To get this out of the way early on, I carry no animosity to these people and their outlook. On the contrary: I find their wide-eyed optimism fascinating, since to my mind I am always looking for the reason to feel cursed. Which is a little odd given the relatively torment-free existence I have led. Have I experienced loss and grief? Yes, but no more than a cross-section of my peers. By contrast, I have had buckets of joy and good fortune. A childhood full of stories and trials that made me who I am today. Teenage years that had me driving my own car and eventually getting into the college that was more or less my choice. Friends that kept me company along that path, most of whom I continue to interact with after all these years have pushed me to the brink of joining the AARP. If I were simply to pluck those moments when I was singing along with Bruce Springsteen while he and the E Street Band played their hearts out in front of me, this would be a happy man.
But I am prone to lifting up those rocks that show up on my path, and peering beneath. I want to see the bugs and worms that squirm just below the surface. I do this on a regular basis rather than turn my gaze to the sun in the sky. The sun that beats down upon me and will eventually give me skin cancer.
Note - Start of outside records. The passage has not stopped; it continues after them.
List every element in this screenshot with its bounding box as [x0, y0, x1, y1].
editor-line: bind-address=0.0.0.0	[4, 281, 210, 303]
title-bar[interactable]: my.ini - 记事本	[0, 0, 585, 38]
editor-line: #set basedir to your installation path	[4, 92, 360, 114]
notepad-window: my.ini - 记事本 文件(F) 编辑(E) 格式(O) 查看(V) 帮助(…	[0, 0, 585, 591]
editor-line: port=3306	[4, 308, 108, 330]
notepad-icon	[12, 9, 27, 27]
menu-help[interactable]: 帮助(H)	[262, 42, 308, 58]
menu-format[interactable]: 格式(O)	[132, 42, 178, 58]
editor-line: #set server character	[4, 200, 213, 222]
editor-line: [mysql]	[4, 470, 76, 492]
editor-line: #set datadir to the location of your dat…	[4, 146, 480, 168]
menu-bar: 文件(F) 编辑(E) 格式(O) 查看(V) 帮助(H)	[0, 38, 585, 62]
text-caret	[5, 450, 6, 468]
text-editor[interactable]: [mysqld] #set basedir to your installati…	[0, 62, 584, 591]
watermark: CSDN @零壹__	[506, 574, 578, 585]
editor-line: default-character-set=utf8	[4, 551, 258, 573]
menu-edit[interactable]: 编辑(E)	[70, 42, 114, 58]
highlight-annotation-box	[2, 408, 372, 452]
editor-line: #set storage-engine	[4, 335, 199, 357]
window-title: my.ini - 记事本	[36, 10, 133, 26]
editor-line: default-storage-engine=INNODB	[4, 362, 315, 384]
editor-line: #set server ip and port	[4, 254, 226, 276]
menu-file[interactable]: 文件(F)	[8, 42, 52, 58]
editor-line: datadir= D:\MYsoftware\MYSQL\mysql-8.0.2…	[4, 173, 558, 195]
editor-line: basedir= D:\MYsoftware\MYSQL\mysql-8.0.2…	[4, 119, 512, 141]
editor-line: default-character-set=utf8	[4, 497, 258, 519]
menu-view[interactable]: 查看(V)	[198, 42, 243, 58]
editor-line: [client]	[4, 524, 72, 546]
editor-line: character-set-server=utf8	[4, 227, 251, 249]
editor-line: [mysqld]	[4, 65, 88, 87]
Not because I am truly miserable, but because I have found that this is the perspective that elicits a laugh. Which is terribly ironic, since mining pain is the thing that I choose to elicit joy in others.
And perhaps this is the art that I pursue. Something akin to Picasso's assertion that "to create we must destroy." Which may explain how all those ladies ended up with noses on their foreheads, but also why I am no more content that when I make someone chuckle through their tears. Laugh til I cried. Cried til I laughed. It's all a continuum. I'm the guy over on this end, kicking at the edge of the envelope.